Gov. Tate Reeves' Medicaid plan will help campaign donors but not uninsured Mississippians
The Mississippi governor’s plan would give hundreds of millions of dollars to hospitals, but would not expand Medicaid for low-income families.

Republican Mississippi Gov. Tate Reeves is still refusing to opt in to the Affordable Care Act’s Medicaid expansion, which would provide health insurance to an estimated 230,000 uninsured adults in the state.
Instead, on Sept. 21, Reeves announced plans to boost Medicaid reimbursements to hospitals by hundreds of millions of dollars, directly benefiting his own donors.
The first-term governor is running for reelection and will face Democratic state Public Service Commissioner Brandon Presley in the Nov. 7 election. Several of the hospitals that will benefit most from this plan and their top executives have contributed to Reeves’ campaigns.
According to the Mississippi State Department of Health, hospitals would receive $690 million more in Medicaid funds under his plan if it is approved by the federal Centers for Medicare & Medicaid Services. Rural hospitals in the state have been struggling financially under Reeves, and dozens face possible closure.
Merit Health’s River Oaks Hospital would see a $17,501,586 increase in payments from Medicaid. While its CEO Sam Dean does not appear to have personally donated to the governor’s campaign, his hospital gave Reeves $5,000 in December 2022.
Memorial Hospital in Gulfport would stand to gain $9,048,381. Its president and CEO, Kent Nicaud, has donated more than $100,000 to Reeves over the course of his political career, including $41,000 in 2022, according to a Mississippi Today report. Nicaud also hosted a December 2020 fundraising event for Reeves. Reeves appointed Nicaud to the Mississippi Gaming Commission in March 2023 and approved a $7 million appropriation in 2022 for his hospital while vetoing $50 million for the University of Mississippi Medical Center.
The North Mississippi Medical Center would receive $33,456,940. President and CEO Shane Spees gave Reeves $1,000 in August 2022.
In total, the three hospitals would benefit by close to $60 million from the proposal.
According to Jackson television station WLBT, Reeves introduced all three CEOs at his press conference announcing the increase as part of a group of supportive medical professionals. “The plan that I’m announcing today is a result of the hard work of the folks standing behind me,” he said. “Over the last four to five months, we’ve worked to put together a proposal that we believe can have a real impact on Mississippi hospitals. I’m thankful for their public service.”

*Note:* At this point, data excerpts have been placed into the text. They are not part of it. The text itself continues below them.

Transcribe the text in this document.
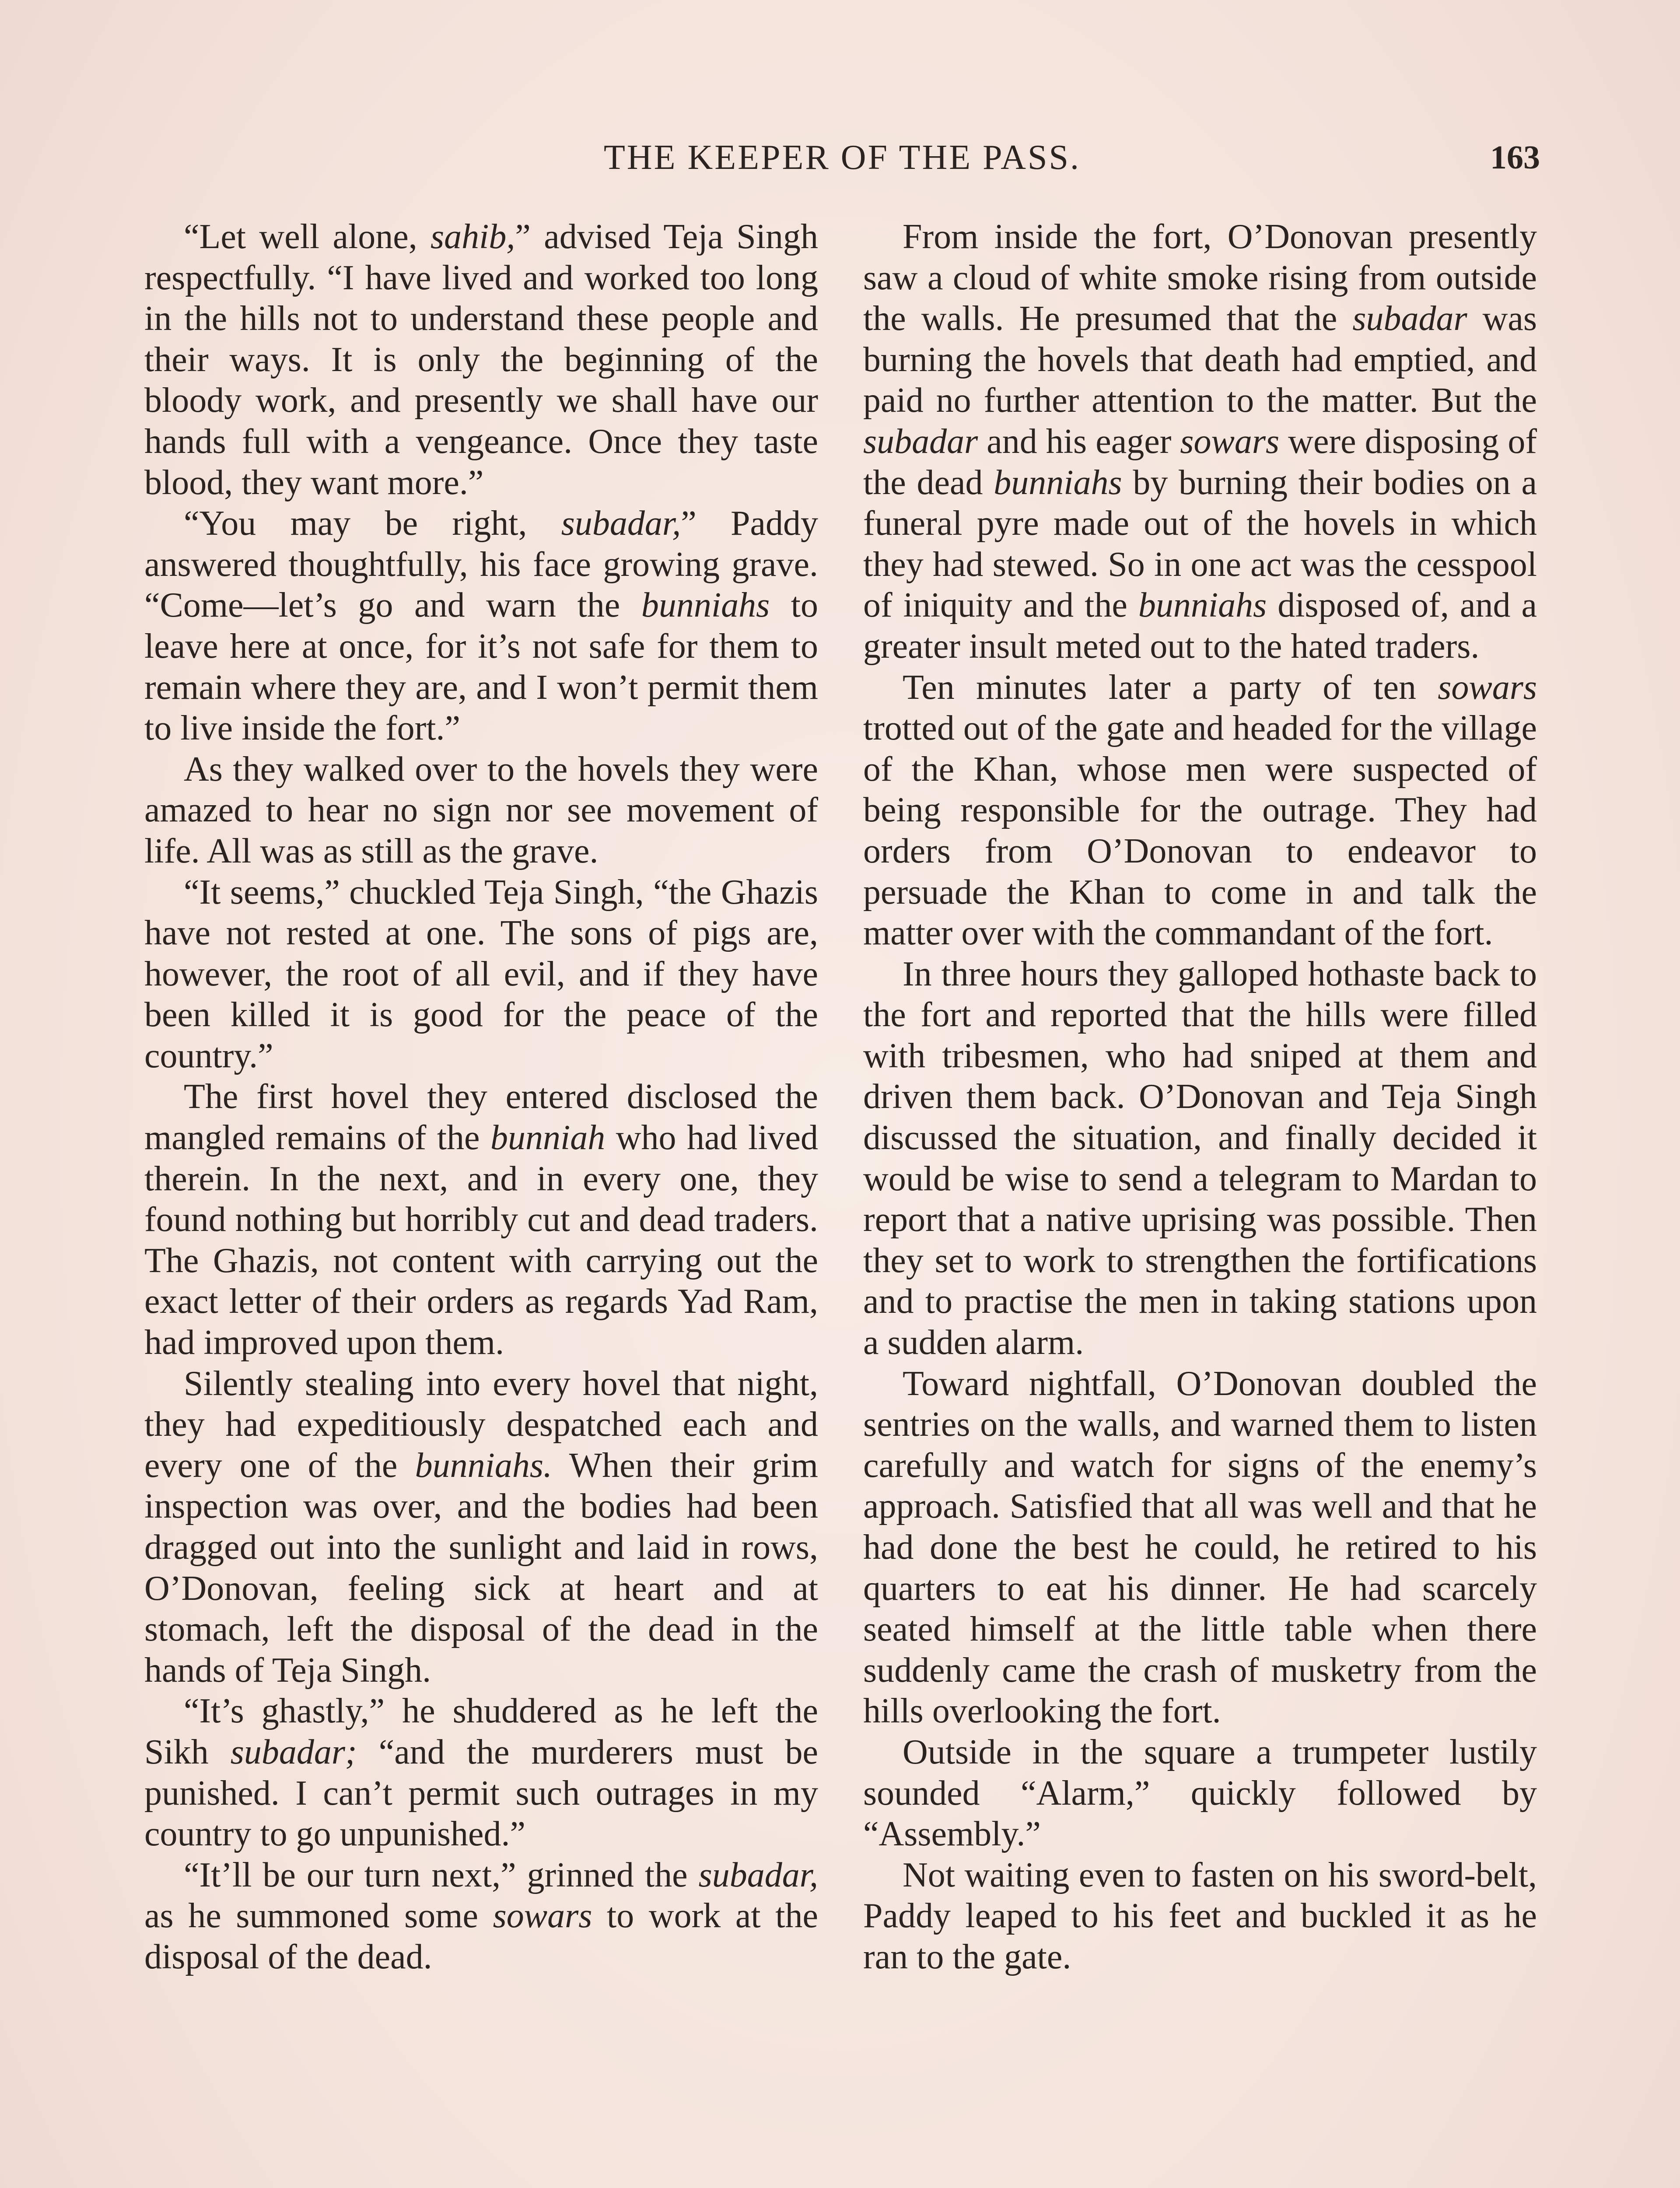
THE KEEPER OF THE PASS.	163

“Let well alone, sahib,” advised Teja Singh respectfully. “I have lived and worked too long in the hills not to understand these people and their ways. It is only the beginning of the bloody work, and presently we shall have our hands full with a vengeance. Once they taste blood, they want more.”

“You may be right, subadar,” Paddy answered thoughtfully, his face growing grave. “Come—let’s go and warn the bunniahs to leave here at once, for it’s not safe for them to remain where they are, and I won’t permit them to live inside the fort.”

As they walked over to the hovels they were amazed to hear no sign nor see movement of life. All was as still as the grave.

“It seems,” chuckled Teja Singh, “the Ghazis have not rested at one. The sons of pigs are, however, the root of all evil, and if they have been killed it is good for the peace of the country.”

The first hovel they entered disclosed the mangled remains of the bunniah who had lived therein. In the next, and in every one, they found nothing but horribly cut and dead traders. The Ghazis, not content with carrying out the exact letter of their orders as regards Yad Ram, had improved upon them.

Silently stealing into every hovel that night, they had expeditiously despatched each and every one of the bunniahs. When their grim inspection was over, and the bodies had been dragged out into the sunlight and laid in rows, O’Donovan, feeling sick at heart and at stomach, left the disposal of the dead in the hands of Teja Singh.

“It’s ghastly,” he shuddered as he left the Sikh subadar; “and the murderers must be punished. I can’t permit such outrages in my country to go unpunished.”

“It’ll be our turn next,” grinned the subadar, as he summoned some sowars to work at the disposal of the dead.

From inside the fort, O’Donovan presently saw a cloud of white smoke rising from outside the walls. He presumed that the subadar was burning the hovels that death had emptied, and paid no further attention to the matter. But the subadar and his eager sowars were disposing of the dead bunniahs by burning their bodies on a funeral pyre made out of the hovels in which they had stewed. So in one act was the cesspool of iniquity and the bunniahs disposed of, and a greater insult meted out to the hated traders.

Ten minutes later a party of ten sowars trotted out of the gate and headed for the village of the Khan, whose men were suspected of being responsible for the outrage. They had orders from O’Donovan to endeavor to persuade the Khan to come in and talk the matter over with the commandant of the fort.

In three hours they galloped hothaste back to the fort and reported that the hills were filled with tribesmen, who had sniped at them and driven them back. O’Donovan and Teja Singh discussed the situation, and finally decided it would be wise to send a telegram to Mardan to report that a native uprising was possible. Then they set to work to strengthen the fortifications and to practise the men in taking stations upon a sudden alarm.

Toward nightfall, O’Donovan doubled the sentries on the walls, and warned them to listen carefully and watch for signs of the enemy’s approach. Satisfied that all was well and that he had done the best he could, he retired to his quarters to eat his dinner. He had scarcely seated himself at the little table when there suddenly came the crash of musketry from the hills overlooking the fort.

Outside in the square a trumpeter lustily sounded “Alarm,” quickly followed by “Assembly.”

Not waiting even to fasten on his sword-belt, Paddy leaped to his feet and buckled it as he ran to the gate.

A Reeves spokesperson did not immediately respond to an inquiry for this story.
Two of the other medical professionals in attendance to support Reeves’ plan, John Davis and Drew Snyder, are appointees to his administration.
Presley, Reeves’ opponent, has called for immediate Medicaid expansion to cover lower-income individuals, which would be 90% paid for by the federal government. “Not expanding Medicaid is one of the dumbest decisions that this state has ever made,” he reportedly said at a September campaign event.
Reeves was asked at the event why the state has still not expanded Medicaid coverage.
“The expansion of Obamacare, while [it] certainly adds a significant number of people to the welfare rolls, does not have the kind of financial impact that some of you in the room and some people across the state think that it will have,” he told reporters, according to an ABC News report, falsely claiming that the health insurance program was welfare.
Experts told Mississippi Today that Reeves’ plan will help hospitals but do little to help patients.
“People typically need a lot more care than care in a hospital, and a lot of that care is preventive care… outpatient care,” Adam Searing, an associate professor at the Georgetown University McCourt School of Public Policy Center for Children and Families, told the outlet. “So, the key difference [i]s, this is an issue about the finances of hospitals. And Medicaid expansion is about financial security for families.”
Searing said Reeves’ plan would “improve the financial bottom line for some hospitals,” but warned, “You’re really not solving the problem. You’re just putting a Band-Aid on one aspect of it.”
The Mississippi Democratic Party issued a statement panning Reeves’ proposal.
“This is an election year hail mary that we can see straight through, and Mississippians will still suffer,” state Rep. John Hines said in the statement. “We can not play politics with the health of our people. We must expand Medicaid and end this healthcare crisis once and for all.”
Updated 9-27-23: A spokesperson for Tate Reeves provided the following comment to the American Independent Foundation after publication of this story: “Many hospital leaders are supporters of the governor, and some are opposed. $700 million will go to Mississippi hospitals as a result of this plan.”
Published with permission of The American Independent Foundation.